ごく一部の砂金を持ち出して業界全体を擁護するのは簡単。
でも本当に見るべきなのは、その砂金が見えなくなるほど周囲を埋め尽くしているものの方だ。



たまに本物の砂金が出るから、また桶へ手を突っ込んでしまう。そんな業の深い遊びなのよ。
健全なグレーであり続けるために業界として対応が必要なのではないだろうか?


メンズエステから、すべてのグレーさを消せとは思わない。
鼠径部ぎりぎりの施術も、指先が触れそうになる緊張感も、透けた衣装も、濃いローションも、それを客とセラピストが互いに理解し、安全に楽しめるなら勝手にすればいい。
勃起はさせるがヌかない
その中途半端さこそが商品であり、風俗とは違う面白さなのだから。
曖昧にしてよいのは、セラピストが今日どこまで焦らしてくれるのかという答えと、期待の余白だ。
客がしてはいけないこと、追加料金、同意、トラブルが起きたときの対応まで曖昧にしてよいわけではない。
オプションで客単価を上げながら、性的な店として見られたら被害者の顔をするな。
客へ境界線を守れと要求するなら、店側も越えてはいけない境界線を明確に示せ。
誓約書を盾にするなら、現場の施術と広告もその内容に合わせろ。
セラピストを守るなら、客側が悪質な店や美人局へ巻き込まれない仕組みも作れ。
風俗嬢ではないと誇るなら、風俗嬢より高い金を取っても納得させられる技術と接客を身につけろ。

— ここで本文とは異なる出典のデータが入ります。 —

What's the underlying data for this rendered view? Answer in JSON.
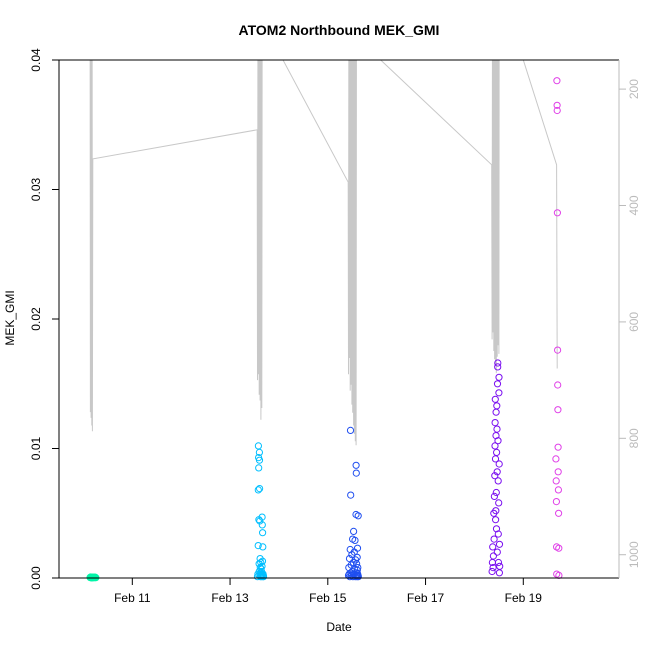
{
  "chart_data": {
    "type": "scatter",
    "title": "ATOM2 Northbound MEK_GMI",
    "xlabel": "Date",
    "ylabel": "MEK_GMI",
    "xlim": [
      "2024-02-09T12:00",
      "2024-02-20T23:00"
    ],
    "ylim": [
      0,
      0.04
    ],
    "y2lim": [
      1040,
      150
    ],
    "x_ticks": [
      {
        "x": "2024-02-11T00:00",
        "label": "Feb 11"
      },
      {
        "x": "2024-02-13T00:00",
        "label": "Feb 13"
      },
      {
        "x": "2024-02-15T00:00",
        "label": "Feb 15"
      },
      {
        "x": "2024-02-17T00:00",
        "label": "Feb 17"
      },
      {
        "x": "2024-02-19T00:00",
        "label": "Feb 19"
      }
    ],
    "y_ticks": [
      {
        "y": 0,
        "label": "0.00"
      },
      {
        "y": 0.01,
        "label": "0.01"
      },
      {
        "y": 0.02,
        "label": "0.02"
      },
      {
        "y": 0.03,
        "label": "0.03"
      },
      {
        "y": 0.04,
        "label": "0.04"
      }
    ],
    "y2_ticks": [
      {
        "y": 200,
        "label": "200"
      },
      {
        "y": 400,
        "label": "400"
      },
      {
        "y": 600,
        "label": "600"
      },
      {
        "y": 800,
        "label": "800"
      },
      {
        "y": 1000,
        "label": "1000"
      }
    ],
    "grid": false,
    "legend": "none",
    "colors": {
      "axis": "#000000",
      "y2_axis": "#bbbbbb",
      "altitude_line": "#c8c8c8"
    },
    "altitude_trace": [
      {
        "x": "2024-02-10T03:15",
        "y": 8
      },
      {
        "x": "2024-02-10T03:25",
        "y": 755
      },
      {
        "x": "2024-02-10T03:35",
        "y": 8
      },
      {
        "x": "2024-02-10T03:45",
        "y": 765
      },
      {
        "x": "2024-02-10T03:55",
        "y": 8
      },
      {
        "x": "2024-02-10T04:05",
        "y": 778
      },
      {
        "x": "2024-02-10T04:15",
        "y": 8
      },
      {
        "x": "2024-02-10T04:25",
        "y": 788
      },
      {
        "x": "2024-02-10T04:35",
        "y": 320
      },
      {
        "x": "2024-02-13T13:20",
        "y": 270
      },
      {
        "x": "2024-02-13T13:30",
        "y": 700
      },
      {
        "x": "2024-02-13T13:42",
        "y": 8
      },
      {
        "x": "2024-02-13T13:55",
        "y": 690
      },
      {
        "x": "2024-02-13T14:08",
        "y": 8
      },
      {
        "x": "2024-02-13T14:20",
        "y": 725
      },
      {
        "x": "2024-02-13T14:32",
        "y": 8
      },
      {
        "x": "2024-02-13T14:45",
        "y": 735
      },
      {
        "x": "2024-02-13T14:57",
        "y": 8
      },
      {
        "x": "2024-02-13T15:10",
        "y": 768
      },
      {
        "x": "2024-02-13T15:22",
        "y": 8
      },
      {
        "x": "2024-02-13T15:35",
        "y": 748
      },
      {
        "x": "2024-02-13T15:48",
        "y": 8
      },
      {
        "x": "2024-02-14T02:00",
        "y": 150
      },
      {
        "x": "2024-02-15T10:00",
        "y": 360
      },
      {
        "x": "2024-02-15T10:10",
        "y": 690
      },
      {
        "x": "2024-02-15T10:22",
        "y": 8
      },
      {
        "x": "2024-02-15T10:35",
        "y": 662
      },
      {
        "x": "2024-02-15T10:47",
        "y": 8
      },
      {
        "x": "2024-02-15T11:00",
        "y": 718
      },
      {
        "x": "2024-02-15T11:12",
        "y": 8
      },
      {
        "x": "2024-02-15T11:25",
        "y": 708
      },
      {
        "x": "2024-02-15T11:37",
        "y": 8
      },
      {
        "x": "2024-02-15T11:50",
        "y": 742
      },
      {
        "x": "2024-02-15T12:02",
        "y": 8
      },
      {
        "x": "2024-02-15T12:15",
        "y": 756
      },
      {
        "x": "2024-02-15T12:27",
        "y": 8
      },
      {
        "x": "2024-02-15T12:40",
        "y": 778
      },
      {
        "x": "2024-02-15T12:52",
        "y": 8
      },
      {
        "x": "2024-02-15T13:05",
        "y": 792
      },
      {
        "x": "2024-02-15T13:17",
        "y": 8
      },
      {
        "x": "2024-02-15T13:30",
        "y": 805
      },
      {
        "x": "2024-02-15T13:42",
        "y": 8
      },
      {
        "x": "2024-02-15T13:55",
        "y": 812
      },
      {
        "x": "2024-02-15T14:05",
        "y": 8
      },
      {
        "x": "2024-02-16T02:00",
        "y": 150
      },
      {
        "x": "2024-02-18T08:30",
        "y": 330
      },
      {
        "x": "2024-02-18T08:40",
        "y": 630
      },
      {
        "x": "2024-02-18T08:52",
        "y": 8
      },
      {
        "x": "2024-02-18T09:05",
        "y": 618
      },
      {
        "x": "2024-02-18T09:17",
        "y": 8
      },
      {
        "x": "2024-02-18T09:30",
        "y": 650
      },
      {
        "x": "2024-02-18T09:42",
        "y": 8
      },
      {
        "x": "2024-02-18T09:55",
        "y": 664
      },
      {
        "x": "2024-02-18T10:07",
        "y": 8
      },
      {
        "x": "2024-02-18T10:20",
        "y": 676
      },
      {
        "x": "2024-02-18T10:32",
        "y": 8
      },
      {
        "x": "2024-02-18T10:45",
        "y": 688
      },
      {
        "x": "2024-02-18T10:57",
        "y": 8
      },
      {
        "x": "2024-02-18T11:10",
        "y": 660
      },
      {
        "x": "2024-02-18T11:22",
        "y": 8
      },
      {
        "x": "2024-02-18T11:35",
        "y": 640
      },
      {
        "x": "2024-02-18T11:47",
        "y": 8
      },
      {
        "x": "2024-02-18T12:00",
        "y": 655
      },
      {
        "x": "2024-02-18T12:10",
        "y": 8
      },
      {
        "x": "2024-02-19T00:00",
        "y": 150
      },
      {
        "x": "2024-02-19T16:20",
        "y": 330
      },
      {
        "x": "2024-02-19T16:40",
        "y": 680
      }
    ],
    "series": [
      {
        "color": "#00f5a8",
        "points": [
          {
            "x": "2024-02-10T03:15",
            "y": 5e-05
          },
          {
            "x": "2024-02-10T03:25",
            "y": 2e-05
          },
          {
            "x": "2024-02-10T03:35",
            "y": 8e-05
          },
          {
            "x": "2024-02-10T03:45",
            "y": 3e-05
          },
          {
            "x": "2024-02-10T03:55",
            "y": 6e-05
          },
          {
            "x": "2024-02-10T04:05",
            "y": 1e-05
          },
          {
            "x": "2024-02-10T04:15",
            "y": 4e-05
          },
          {
            "x": "2024-02-10T04:25",
            "y": 7e-05
          },
          {
            "x": "2024-02-10T04:35",
            "y": 2e-05
          },
          {
            "x": "2024-02-10T04:45",
            "y": 5e-05
          },
          {
            "x": "2024-02-10T04:55",
            "y": 3e-05
          },
          {
            "x": "2024-02-10T05:05",
            "y": 6e-05
          },
          {
            "x": "2024-02-10T05:15",
            "y": 2e-05
          },
          {
            "x": "2024-02-10T05:25",
            "y": 4e-05
          },
          {
            "x": "2024-02-10T05:35",
            "y": 7e-05
          },
          {
            "x": "2024-02-10T05:45",
            "y": 3e-05
          },
          {
            "x": "2024-02-10T05:55",
            "y": 5e-05
          },
          {
            "x": "2024-02-10T06:05",
            "y": 2e-05
          }
        ]
      },
      {
        "color": "#00bfff",
        "points": [
          {
            "x": "2024-02-13T13:30",
            "y": 0.0001
          },
          {
            "x": "2024-02-13T13:40",
            "y": 0.0003
          },
          {
            "x": "2024-02-13T13:50",
            "y": 0.0025
          },
          {
            "x": "2024-02-13T13:52",
            "y": 0.0068
          },
          {
            "x": "2024-02-13T13:55",
            "y": 0.0102
          },
          {
            "x": "2024-02-13T14:00",
            "y": 0.0093
          },
          {
            "x": "2024-02-13T14:05",
            "y": 0.0085
          },
          {
            "x": "2024-02-13T14:10",
            "y": 0.0045
          },
          {
            "x": "2024-02-13T14:15",
            "y": 0.0011
          },
          {
            "x": "2024-02-13T14:20",
            "y": 0.0005
          },
          {
            "x": "2024-02-13T14:25",
            "y": 0.0097
          },
          {
            "x": "2024-02-13T14:28",
            "y": 0.0091
          },
          {
            "x": "2024-02-13T14:32",
            "y": 0.0069
          },
          {
            "x": "2024-02-13T14:36",
            "y": 0.0044
          },
          {
            "x": "2024-02-13T14:40",
            "y": 0.0002
          },
          {
            "x": "2024-02-13T14:45",
            "y": 0.0015
          },
          {
            "x": "2024-02-13T14:50",
            "y": 0.0008
          },
          {
            "x": "2024-02-13T14:55",
            "y": 0.0001
          },
          {
            "x": "2024-02-13T15:00",
            "y": 0.0004
          },
          {
            "x": "2024-02-13T15:05",
            "y": 0.0012
          },
          {
            "x": "2024-02-13T15:10",
            "y": 0.0002
          },
          {
            "x": "2024-02-13T15:15",
            "y": 0.0007
          },
          {
            "x": "2024-02-13T15:20",
            "y": 0.0003
          },
          {
            "x": "2024-02-13T15:25",
            "y": 0.0001
          },
          {
            "x": "2024-02-13T15:30",
            "y": 0.0005
          },
          {
            "x": "2024-02-13T15:35",
            "y": 0.0002
          },
          {
            "x": "2024-02-13T15:40",
            "y": 0.0009
          },
          {
            "x": "2024-02-13T15:45",
            "y": 0.0047
          },
          {
            "x": "2024-02-13T15:50",
            "y": 0.0041
          },
          {
            "x": "2024-02-13T15:55",
            "y": 0.0013
          },
          {
            "x": "2024-02-13T16:00",
            "y": 0.0035
          },
          {
            "x": "2024-02-13T16:05",
            "y": 0.0024
          },
          {
            "x": "2024-02-13T16:10",
            "y": 0.0001
          },
          {
            "x": "2024-02-13T16:15",
            "y": 0.0003
          },
          {
            "x": "2024-02-13T16:20",
            "y": 0.0002
          },
          {
            "x": "2024-02-13T16:25",
            "y": 0.0001
          }
        ]
      },
      {
        "color": "#1f4ef0",
        "points": [
          {
            "x": "2024-02-15T10:10",
            "y": 0.0002
          },
          {
            "x": "2024-02-15T10:20",
            "y": 0.0008
          },
          {
            "x": "2024-02-15T10:30",
            "y": 0.0003
          },
          {
            "x": "2024-02-15T10:40",
            "y": 0.0015
          },
          {
            "x": "2024-02-15T10:50",
            "y": 0.0001
          },
          {
            "x": "2024-02-15T11:00",
            "y": 0.0022
          },
          {
            "x": "2024-02-15T11:10",
            "y": 0.0114
          },
          {
            "x": "2024-02-15T11:15",
            "y": 0.0064
          },
          {
            "x": "2024-02-15T11:20",
            "y": 0.0004
          },
          {
            "x": "2024-02-15T11:30",
            "y": 0.001
          },
          {
            "x": "2024-02-15T11:40",
            "y": 0.0002
          },
          {
            "x": "2024-02-15T11:50",
            "y": 0.0018
          },
          {
            "x": "2024-02-15T12:00",
            "y": 0.0005
          },
          {
            "x": "2024-02-15T12:10",
            "y": 0.003
          },
          {
            "x": "2024-02-15T12:20",
            "y": 0.0001
          },
          {
            "x": "2024-02-15T12:30",
            "y": 0.0012
          },
          {
            "x": "2024-02-15T12:40",
            "y": 0.0036
          },
          {
            "x": "2024-02-15T12:50",
            "y": 0.0003
          },
          {
            "x": "2024-02-15T13:00",
            "y": 0.002
          },
          {
            "x": "2024-02-15T13:10",
            "y": 0.0007
          },
          {
            "x": "2024-02-15T13:20",
            "y": 0.0029
          },
          {
            "x": "2024-02-15T13:30",
            "y": 0.0001
          },
          {
            "x": "2024-02-15T13:40",
            "y": 0.0014
          },
          {
            "x": "2024-02-15T13:50",
            "y": 0.0049
          },
          {
            "x": "2024-02-15T13:55",
            "y": 0.0087
          },
          {
            "x": "2024-02-15T14:00",
            "y": 0.0081
          },
          {
            "x": "2024-02-15T14:05",
            "y": 0.0002
          },
          {
            "x": "2024-02-15T14:10",
            "y": 0.0011
          },
          {
            "x": "2024-02-15T14:15",
            "y": 0.0004
          },
          {
            "x": "2024-02-15T14:20",
            "y": 0.0001
          },
          {
            "x": "2024-02-15T14:25",
            "y": 0.0016
          },
          {
            "x": "2024-02-15T14:30",
            "y": 0.0006
          },
          {
            "x": "2024-02-15T14:35",
            "y": 0.0023
          },
          {
            "x": "2024-02-15T14:40",
            "y": 0.0003
          },
          {
            "x": "2024-02-15T14:45",
            "y": 0.0008
          },
          {
            "x": "2024-02-15T14:50",
            "y": 0.0002
          },
          {
            "x": "2024-02-15T14:55",
            "y": 0.0048
          },
          {
            "x": "2024-02-15T15:00",
            "y": 0.0001
          }
        ]
      },
      {
        "color": "#7a0ef0",
        "points": [
          {
            "x": "2024-02-18T08:40",
            "y": 0.0005
          },
          {
            "x": "2024-02-18T08:50",
            "y": 0.0012
          },
          {
            "x": "2024-02-18T09:00",
            "y": 0.0024
          },
          {
            "x": "2024-02-18T09:10",
            "y": 0.0008
          },
          {
            "x": "2024-02-18T09:20",
            "y": 0.0017
          },
          {
            "x": "2024-02-18T09:30",
            "y": 0.005
          },
          {
            "x": "2024-02-18T09:40",
            "y": 0.003
          },
          {
            "x": "2024-02-18T09:50",
            "y": 0.0063
          },
          {
            "x": "2024-02-18T10:00",
            "y": 0.0079
          },
          {
            "x": "2024-02-18T10:05",
            "y": 0.0102
          },
          {
            "x": "2024-02-18T10:10",
            "y": 0.012
          },
          {
            "x": "2024-02-18T10:15",
            "y": 0.0138
          },
          {
            "x": "2024-02-18T10:20",
            "y": 0.0092
          },
          {
            "x": "2024-02-18T10:25",
            "y": 0.0045
          },
          {
            "x": "2024-02-18T10:30",
            "y": 0.0052
          },
          {
            "x": "2024-02-18T10:35",
            "y": 0.011
          },
          {
            "x": "2024-02-18T10:40",
            "y": 0.0128
          },
          {
            "x": "2024-02-18T10:45",
            "y": 0.0066
          },
          {
            "x": "2024-02-18T10:50",
            "y": 0.0038
          },
          {
            "x": "2024-02-18T10:55",
            "y": 0.0097
          },
          {
            "x": "2024-02-18T11:00",
            "y": 0.0133
          },
          {
            "x": "2024-02-18T11:05",
            "y": 0.0115
          },
          {
            "x": "2024-02-18T11:10",
            "y": 0.0082
          },
          {
            "x": "2024-02-18T11:15",
            "y": 0.002
          },
          {
            "x": "2024-02-18T11:20",
            "y": 0.015
          },
          {
            "x": "2024-02-18T11:25",
            "y": 0.0163
          },
          {
            "x": "2024-02-18T11:30",
            "y": 0.0166
          },
          {
            "x": "2024-02-18T11:35",
            "y": 0.0106
          },
          {
            "x": "2024-02-18T11:40",
            "y": 0.0075
          },
          {
            "x": "2024-02-18T11:45",
            "y": 0.0034
          },
          {
            "x": "2024-02-18T11:50",
            "y": 0.0012
          },
          {
            "x": "2024-02-18T11:55",
            "y": 0.0058
          },
          {
            "x": "2024-02-18T12:00",
            "y": 0.0143
          },
          {
            "x": "2024-02-18T12:05",
            "y": 0.0155
          },
          {
            "x": "2024-02-18T12:10",
            "y": 0.0088
          },
          {
            "x": "2024-02-18T12:15",
            "y": 0.0004
          },
          {
            "x": "2024-02-18T12:20",
            "y": 0.0026
          },
          {
            "x": "2024-02-18T12:25",
            "y": 0.0009
          }
        ]
      },
      {
        "color": "#e040e8",
        "points": [
          {
            "x": "2024-02-19T16:00",
            "y": 0.0092
          },
          {
            "x": "2024-02-19T16:10",
            "y": 0.0075
          },
          {
            "x": "2024-02-19T16:15",
            "y": 0.0059
          },
          {
            "x": "2024-02-19T16:20",
            "y": 0.0024
          },
          {
            "x": "2024-02-19T16:25",
            "y": 0.0003
          },
          {
            "x": "2024-02-19T16:30",
            "y": 0.0384
          },
          {
            "x": "2024-02-19T16:35",
            "y": 0.0365
          },
          {
            "x": "2024-02-19T16:40",
            "y": 0.0361
          },
          {
            "x": "2024-02-19T16:45",
            "y": 0.0282
          },
          {
            "x": "2024-02-19T16:50",
            "y": 0.0176
          },
          {
            "x": "2024-02-19T16:55",
            "y": 0.0149
          },
          {
            "x": "2024-02-19T17:00",
            "y": 0.013
          },
          {
            "x": "2024-02-19T17:05",
            "y": 0.0101
          },
          {
            "x": "2024-02-19T17:10",
            "y": 0.0082
          },
          {
            "x": "2024-02-19T17:15",
            "y": 0.0068
          },
          {
            "x": "2024-02-19T17:20",
            "y": 0.005
          },
          {
            "x": "2024-02-19T17:25",
            "y": 0.0023
          },
          {
            "x": "2024-02-19T17:30",
            "y": 0.0002
          }
        ]
      }
    ]
  }
}
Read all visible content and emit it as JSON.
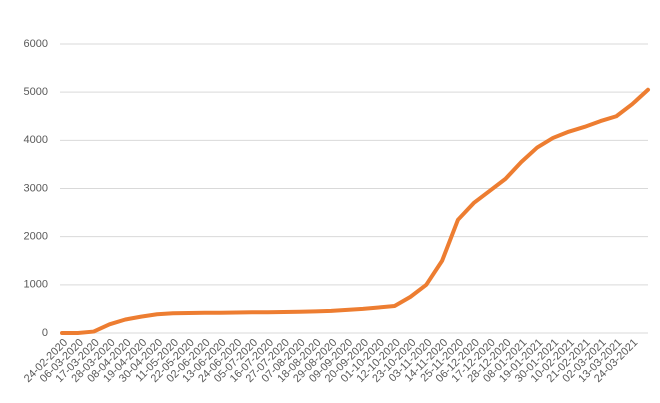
{
  "chart_data": {
    "type": "line",
    "categories": [
      "24-02-2020",
      "06-03-2020",
      "17-03-2020",
      "28-03-2020",
      "08-04-2020",
      "19-04-2020",
      "30-04-2020",
      "11-05-2020",
      "22-05-2020",
      "02-06-2020",
      "13-06-2020",
      "24-06-2020",
      "05-07-2020",
      "16-07-2020",
      "27-07-2020",
      "07-08-2020",
      "18-08-2020",
      "29-08-2020",
      "09-09-2020",
      "20-09-2020",
      "01-10-2020",
      "12-10-2020",
      "23-10-2020",
      "03-11-2020",
      "14-11-2020",
      "25-11-2020",
      "06-12-2020",
      "17-12-2020",
      "28-12-2020",
      "08-01-2021",
      "19-01-2021",
      "30-01-2021",
      "10-02-2021",
      "21-02-2021",
      "02-03-2021",
      "13-03-2021",
      "24-03-2021",
      null
    ],
    "values": [
      0,
      0,
      30,
      180,
      280,
      340,
      390,
      410,
      415,
      420,
      420,
      425,
      430,
      430,
      435,
      440,
      450,
      460,
      480,
      500,
      530,
      560,
      750,
      1000,
      1500,
      2350,
      2700,
      2950,
      3200,
      3550,
      3850,
      4050,
      4180,
      4280,
      4400,
      4500,
      4750,
      5050
    ],
    "color": "#ed7d31",
    "ylim": [
      0,
      6000
    ],
    "yticks": [
      0,
      1000,
      2000,
      3000,
      4000,
      5000,
      6000
    ],
    "grid": true
  }
}
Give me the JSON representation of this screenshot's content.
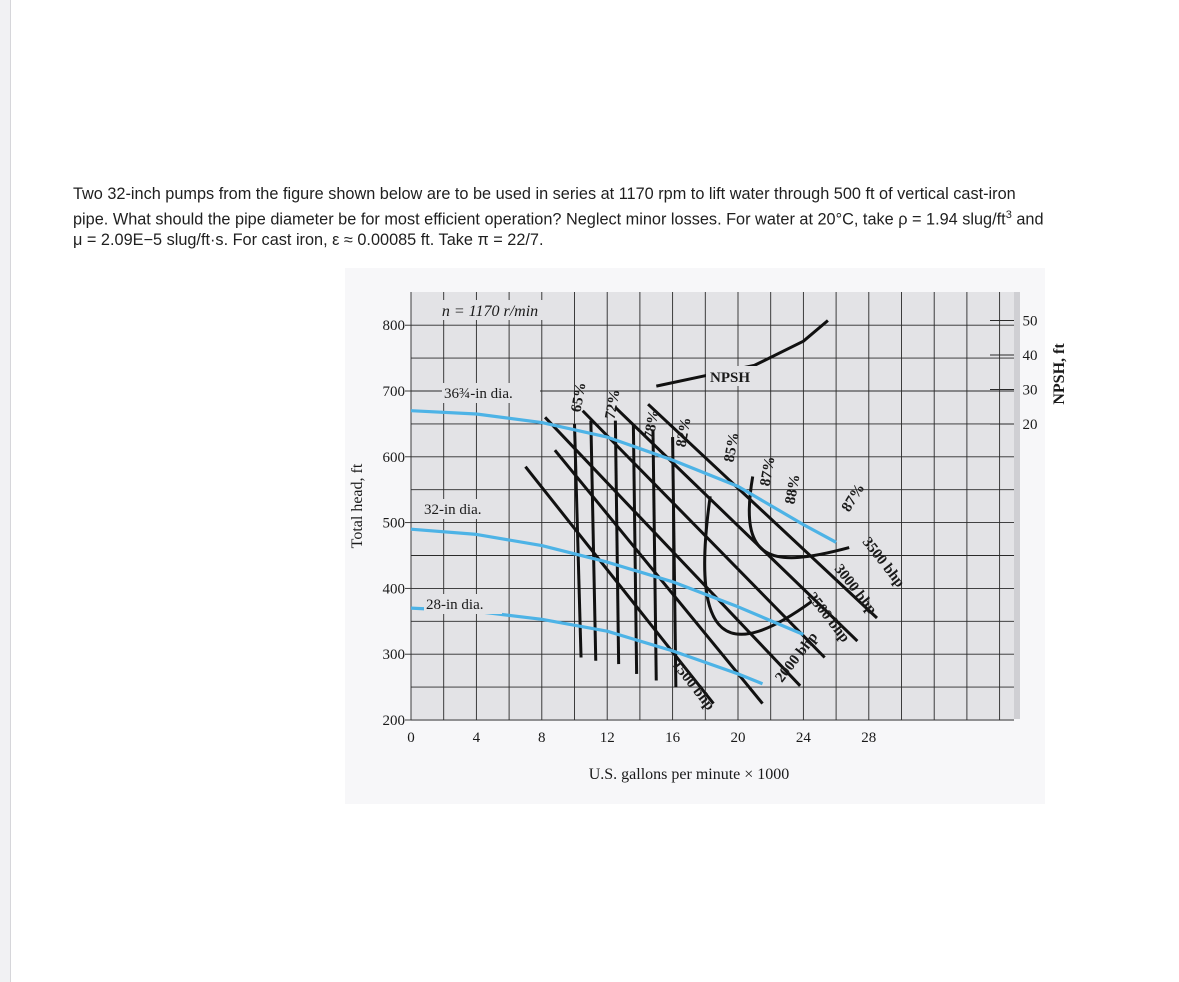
{
  "problem": {
    "line1": "Two 32-inch pumps from the figure shown below are to be used in series at 1170 rpm to lift water through 500 ft of vertical cast-iron",
    "line2": "pipe. What should the pipe diameter be for most efficient operation? Neglect minor losses. For water at 20°C, take ρ = 1.94 slug/ft",
    "line2_sup": "3",
    "line2_end": " and",
    "line3": "μ = 2.09E−5 slug/ft·s. For cast iron, ε ≈ 0.00085 ft. Take π = 22/7."
  },
  "colors": {
    "impeller_curve": "#4db3e6",
    "lines": "#111111",
    "grid": "#2a2a2a",
    "panel": "#e3e3e6"
  },
  "chart_data": {
    "type": "line",
    "title": "n = 1170 r/min",
    "xlabel": "U.S. gallons per minute × 1000",
    "ylabel": "Total head, ft",
    "y2label": "NPSH, ft",
    "xlim": [
      0,
      28
    ],
    "ylim": [
      200,
      800
    ],
    "y2lim": [
      20,
      50
    ],
    "x_ticks": [
      "0",
      "4",
      "8",
      "12",
      "16",
      "20",
      "24",
      "28"
    ],
    "y_ticks": [
      "200",
      "300",
      "400",
      "500",
      "600",
      "700",
      "800"
    ],
    "y2_ticks": [
      "20",
      "30",
      "40",
      "50"
    ],
    "grid": true,
    "head_curves": [
      {
        "name": "36¾-in dia.",
        "points": [
          [
            0,
            670
          ],
          [
            4,
            665
          ],
          [
            8,
            652
          ],
          [
            12,
            630
          ],
          [
            16,
            595
          ],
          [
            20,
            555
          ],
          [
            24,
            497
          ],
          [
            26,
            470
          ]
        ]
      },
      {
        "name": "32-in dia.",
        "points": [
          [
            0,
            490
          ],
          [
            4,
            482
          ],
          [
            8,
            465
          ],
          [
            12,
            440
          ],
          [
            16,
            410
          ],
          [
            20,
            372
          ],
          [
            24,
            330
          ]
        ]
      },
      {
        "name": "28-in dia.",
        "points": [
          [
            0,
            370
          ],
          [
            4,
            365
          ],
          [
            8,
            353
          ],
          [
            12,
            335
          ],
          [
            16,
            305
          ],
          [
            20,
            270
          ],
          [
            21.5,
            255
          ]
        ]
      }
    ],
    "npsh_curve": {
      "name": "NPSH",
      "points": [
        [
          15,
          31
        ],
        [
          18,
          34
        ],
        [
          21,
          37
        ],
        [
          24,
          44
        ],
        [
          25.5,
          50
        ]
      ]
    },
    "efficiency_labels": [
      "65%",
      "72%",
      "78%",
      "82%",
      "85%",
      "87%",
      "88%",
      "87%"
    ],
    "bhp_labels": [
      "1500 bhp",
      "2000 bhp",
      "2500 bhp",
      "3000 bhp",
      "3500 bhp"
    ]
  }
}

客の下心で飯を食うなら、その客をSNSやYouTubeで笑いものにするな。
運営スタッフも、客を空き枠へ金を落とす馬鹿として扱うのをやめろ。
そして業界全体も、悪質店を「あそこは特殊だから」で切り離して終わるな。掲載媒体は疑わしい店を外し、店はセラピスト任せの裏サービスを黙認せず、美人局や不当な金銭請求の情報が出たら業界内で共有して排除する。
客側にも守るべきものはある。グレーだから何をしてもよいわけではない。勝手に触らない。無理に要求しない。盗撮しない。何もなくてもキレない。セラピストが作った距離感の中で、「今日はあるかな」と期待するところまで含めて遊ぶ。
店、セラピスト、客。その全員が同じ最低限のルールを守って初めて、メンズエステの曖昧さは罠ではなく興奮になる。
ごく一部に素晴らしいセラピストがいることも、忘れられないほど良い店があることも否定しない。
砂金は確かにある。
だからこそ、砂金まで肥溜めの臭いにまみれている現状が腹立たしい。
性的な期待で稼いでいる事実を都合よく否認する店も、「一万円でヌく」と個室で持ちかけるセラピストも、「触ったから100万円」と迫る美人局も、客を小馬鹿にする男性スタッフも、狭い了見で客を晒す発信者も、すべてを同じ曖昧さの中へ隠し続ければ、やがて客はグレーそのものを信用しなくなる。
メンズエステという遊びを残したいなら、白になる必要も、黒になる必要もない。
ただ、健全なグレーであり続けるために、業界全体で一度きちんと膿を出す必要がある。